I used a 2.5" hole saw to cut out the old centers. I then installed the light tunnel, with a clear lens at one end and a socket/bulb at the other end:

Close up of the tail light:


Here is a photo of the car at Fierorama 1999:

Next: Phase IV, covering modifications from 2000-2003.

[This message has been edited by Doc John (edited 01-18-2008).]

The Poopsmith JAN 05, 06:55 PM
Cool post a bit off topic but is there anyway to get a reprint of the giant Fiero poster on the wall in the photo featuring Jim cutting through the plastic roof?
Doc John JAN 05, 06:59 PM

Originally posted by The Poopsmith:

Cool post a bit off topic but is there anyway to get a reprint of the giant Fiero poster on the wall in the photo featuring Jim cutting through the plastic roof?

IIRC he got that from a Pontiac dealer who had it up in their showroom at one time. Might be tough to track down today, but if you did, what a find!

[This message has been edited by Doc John (edited 03-28-2008).]

Doc John JAN 05, 07:45 PM
Phase IV, covering 2000-2003. Here is where I redid the interior and a couple of other small but really important things. First, here is a photo of my daughter in Daddy's car:

In 2000 I installed the PISA Eurodash and door panels. It was more than a simple weekend job, but it really wasn't an impossible task.
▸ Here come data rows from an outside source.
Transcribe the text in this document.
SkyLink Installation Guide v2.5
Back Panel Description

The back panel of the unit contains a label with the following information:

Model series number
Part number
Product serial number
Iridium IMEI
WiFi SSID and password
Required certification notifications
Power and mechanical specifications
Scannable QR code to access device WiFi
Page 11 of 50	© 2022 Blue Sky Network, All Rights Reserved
The hardest part was dealing with the wiring harness - very little was labeled, and you really had to figure it out as you went on (nothing was plug and play). I hope that they have improved that part of the kit, because in all other respects the dash is superb:

I recently (2007) had the instrument panel black powdercoated:

I bought an extra "GTS" and attached it to the glove box door, since the real GTS cars have this label.

Oh, and unlike a real 328, this glove box really does open!
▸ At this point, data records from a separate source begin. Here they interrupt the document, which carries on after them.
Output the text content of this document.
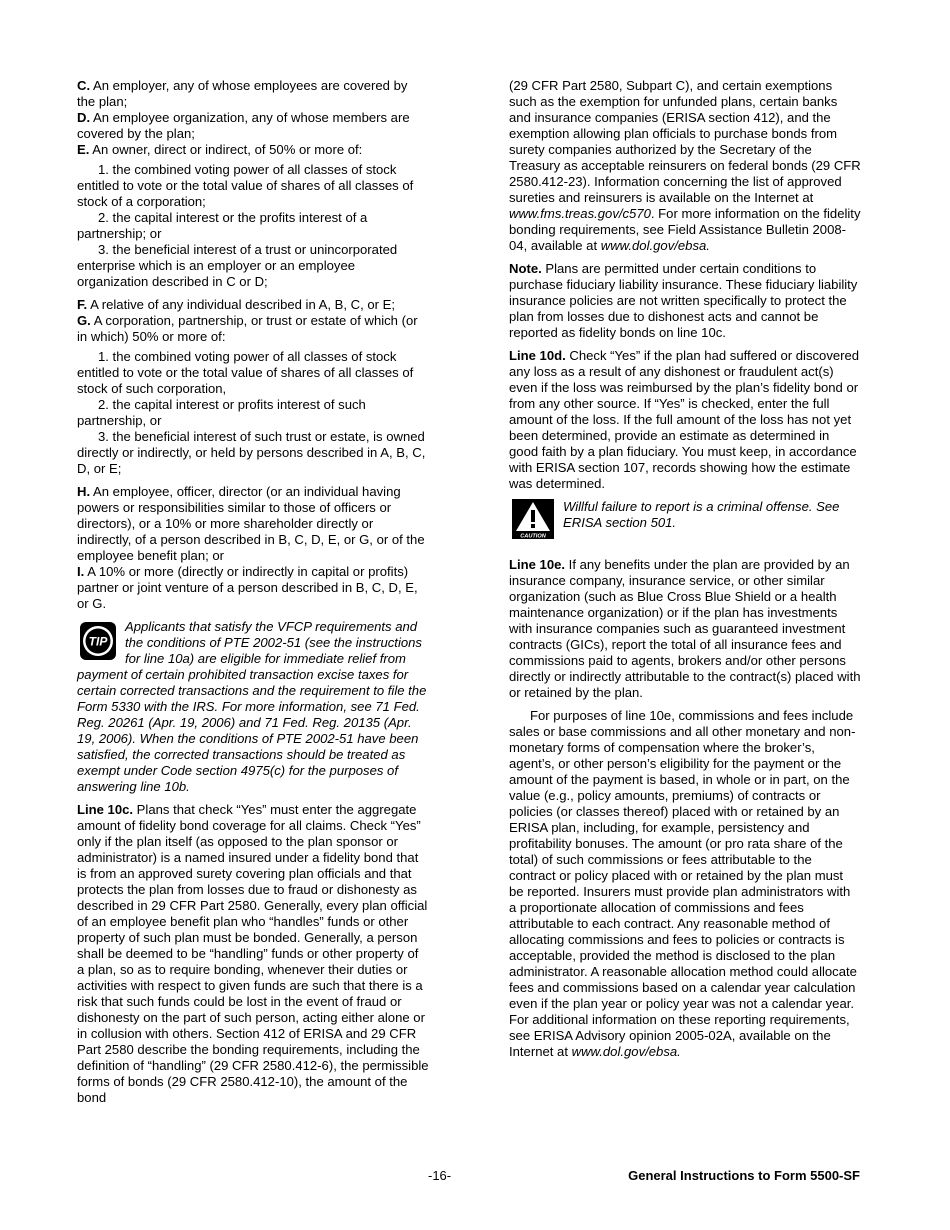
C. An employer, any of whose employees are covered by the plan;

D. An employee organization, any of whose members are covered by the plan;

E. An owner, direct or indirect, of 50% or more of:

1. the combined voting power of all classes of stock entitled to vote or the total value of shares of all classes of stock of a corporation;

2. the capital interest or the profits interest of a partnership; or

3. the beneficial interest of a trust or unincorporated enterprise which is an employer or an employee organization described in C or D;

F. A relative of any individual described in A, B, C, or E;

G. A corporation, partnership, or trust or estate of which (or in which) 50% or more of:

1. the combined voting power of all classes of stock entitled to vote or the total value of shares of all classes of stock of such corporation,

2. the capital interest or profits interest of such partnership, or

3. the beneficial interest of such trust or estate, is owned directly or indirectly, or held by persons described in A, B, C, D, or E;

H. An employee, officer, director (or an individual having powers or responsibilities similar to those of officers or directors), or a 10% or more shareholder directly or indirectly, of a person described in B, C, D, E, or G, or of the employee benefit plan; or

I. A 10% or more (directly or indirectly in capital or profits) partner or joint venture of a person described in B, C, D, E, or G.

TIP
Applicants that satisfy the VFCP requirements and the conditions of PTE 2002-51 (see the instructions for line 10a) are eligible for immediate relief from payment of certain prohibited transaction excise taxes for certain corrected transactions and the requirement to file the Form 5330 with the IRS. For more information, see 71 Fed. Reg. 20261 (Apr. 19, 2006) and 71 Fed. Reg. 20135 (Apr. 19, 2006). When the conditions of PTE 2002-51 have been satisfied, the corrected transactions should be treated as exempt under Code section 4975(c) for the purposes of answering line 10b.

Line 10c. Plans that check “Yes” must enter the aggregate amount of fidelity bond coverage for all claims. Check “Yes” only if the plan itself (as opposed to the plan sponsor or administrator) is a named insured under a fidelity bond that is from an approved surety covering plan officials and that protects the plan from losses due to fraud or dishonesty as described in 29 CFR Part 2580. Generally, every plan official of an employee benefit plan who “handles” funds or other property of such plan must be bonded. Generally, a person shall be deemed to be “handling” funds or other property of a plan, so as to require bonding, whenever their duties or activities with respect to given funds are such that there is a risk that such funds could be lost in the event of fraud or dishonesty on the part of such person, acting either alone or in collusion with others. Section 412 of ERISA and 29 CFR Part 2580 describe the bonding requirements, including the definition of “handling” (29 CFR 2580.412-6), the permissible forms of bonds (29 CFR 2580.412-10), the amount of the bond

(29 CFR Part 2580, Subpart C), and certain exemptions such as the exemption for unfunded plans, certain banks and insurance companies (ERISA section 412), and the exemption allowing plan officials to purchase bonds from surety companies authorized by the Secretary of the Treasury as acceptable reinsurers on federal bonds (29 CFR 2580.412-23). Information concerning the list of approved sureties and reinsurers is available on the Internet at www.fms.treas.gov/c570. For more information on the fidelity bonding requirements, see Field Assistance Bulletin 2008-04, available at www.dol.gov/ebsa.

Note. Plans are permitted under certain conditions to purchase fiduciary liability insurance. These fiduciary liability insurance policies are not written specifically to protect the plan from losses due to dishonest acts and cannot be reported as fidelity bonds on line 10c.

Line 10d. Check “Yes” if the plan had suffered or discovered any loss as a result of any dishonest or fraudulent act(s) even if the loss was reimbursed by the plan’s fidelity bond or from any other source. If “Yes” is checked, enter the full amount of the loss. If the full amount of the loss has not yet been determined, provide an estimate as determined in good faith by a plan fiduciary. You must keep, in accordance with ERISA section 107, records showing how the estimate was determined.

CAUTION
Willful failure to report is a criminal offense. See ERISA section 501.

Line 10e. If any benefits under the plan are provided by an insurance company, insurance service, or other similar organization (such as Blue Cross Blue Shield or a health maintenance organization) or if the plan has investments with insurance companies such as guaranteed investment contracts (GICs), report the total of all insurance fees and commissions paid to agents, brokers and/or other persons directly or indirectly attributable to the contract(s) placed with or retained by the plan.

For purposes of line 10e, commissions and fees include sales or base commissions and all other monetary and non-monetary forms of compensation where the broker’s, agent’s, or other person’s eligibility for the payment or the amount of the payment is based, in whole or in part, on the value (e.g., policy amounts, premiums) of contracts or policies (or classes thereof) placed with or retained by an ERISA plan, including, for example, persistency and profitability bonuses. The amount (or pro rata share of the total) of such commissions or fees attributable to the contract or policy placed with or retained by the plan must be reported. Insurers must provide plan administrators with a proportionate allocation of commissions and fees attributable to each contract. Any reasonable method of allocating commissions and fees to policies or contracts is acceptable, provided the method is disclosed to the plan administrator. A reasonable allocation method could allocate fees and commissions based on a calendar year calculation even if the plan year or policy year was not a calendar year. For additional information on these reporting requirements, see ERISA Advisory opinion 2005-02A, available on the Internet at www.dol.gov/ebsa.

-16-	General Instructions to Form 5500-SF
Now back to the sagging problem. I think you might be able to make it out in this picture. The rear door gap gets smaller as you go up - not a good situation:

In 2002 I took the car to Twin Lakes Fiero to have Fiero Bob install a couple of new items (fuel pump, ported & coated exhaust manifolds, and a set of Darrell Morse lower/middle/upper intake manifolds and bored throttle body. These parts made a real, noticable difference. I have no dyno tests, but throttle response was definitely improved. I'd guesstimate perhaps 8 HP from the exhaust and maybe another 6 or 7 from the intake. No pix, I'm afraid....
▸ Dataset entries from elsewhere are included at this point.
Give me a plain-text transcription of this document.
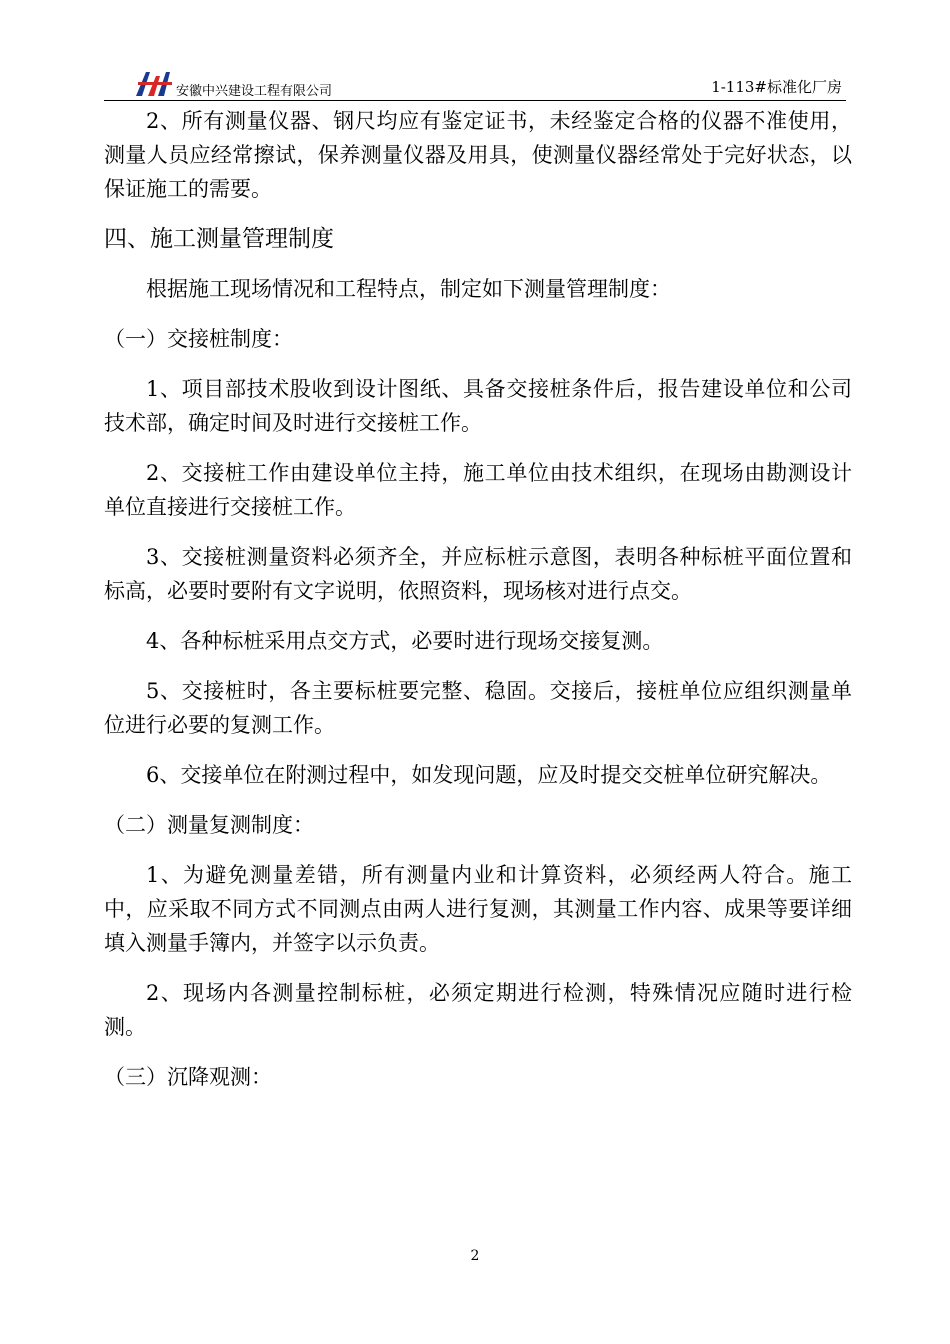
安徽中兴建设工程有限公司	1-113#标准化厂房

2、所有测量仪器、钢尺均应有鉴定证书，未经鉴定合格的仪器不准使用，测量人员应经常擦试，保养测量仪器及用具，使测量仪器经常处于完好状态，以保证施工的需要。

四、施工测量管理制度

根据施工现场情况和工程特点，制定如下测量管理制度：

（一）交接桩制度：

1、项目部技术股收到设计图纸、具备交接桩条件后，报告建设单位和公司技术部，确定时间及时进行交接桩工作。

2、交接桩工作由建设单位主持，施工单位由技术组织，在现场由勘测设计单位直接进行交接桩工作。

3、交接桩测量资料必须齐全，并应标桩示意图，表明各种标桩平面位置和标高，必要时要附有文字说明，依照资料，现场核对进行点交。

4、各种标桩采用点交方式，必要时进行现场交接复测。

5、交接桩时，各主要标桩要完整、稳固。交接后，接桩单位应组织测量单位进行必要的复测工作。

6、交接单位在附测过程中，如发现问题，应及时提交交桩单位研究解决。

（二）测量复测制度：

1、为避免测量差错，所有测量内业和计算资料，必须经两人符合。施工中，应采取不同方式不同测点由两人进行复测，其测量工作内容、成果等要详细填入测量手簿内，并签字以示负责。

2、现场内各测量控制标桩，必须定期进行检测，特殊情况应随时进行检测。

（三）沉降观测：

2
More importantly, Bob had something that turned out to be a life saver: a convertible subframe. It mounted completely below the car, and pulls the front and rear subframes together. We deep-sixed the "X" frame and welded in the subframe. The end result? The door gaps are back to what they should be, and I didn't need to worry about attaching a skateboard under the gas tank to keep the belly from any further sagging. Here's a recent photo of the door gap.

Problem solved:

As it turned out the convertible frame was made by Archie. Hmm..... looks like this Archie guy really knows these cars..... Did I really want a 3.1 turbo, considering that there would have been essentially zero aftermarket support for such a motor? Gotta think about this.... (you'll see Archie mentioned again in the next phase of the build).

Oh, and one other minor mod that you can see in the above photo. I painted the front part of the quarter window to match the body color. On the Ferrari 308's, this whole area was black. But on the 308 qv and on the subsequent 328, the front of this frame was body color.

[This message has been edited by Doc John (edited 01-08-2008).]

ALLTRBO JAN 05, 08:04 PM
So far it's a wonderful read. It helps take my mind off of the bathroom's fresh paint fumes.

I would LOVE to have had one of these since new. Or anything since new, really. But in 1985 I was 4 years old.
Thanks very much for sharing, and yours is one of my favorite Fieros (as it is currently). I'm looking forward to reading more.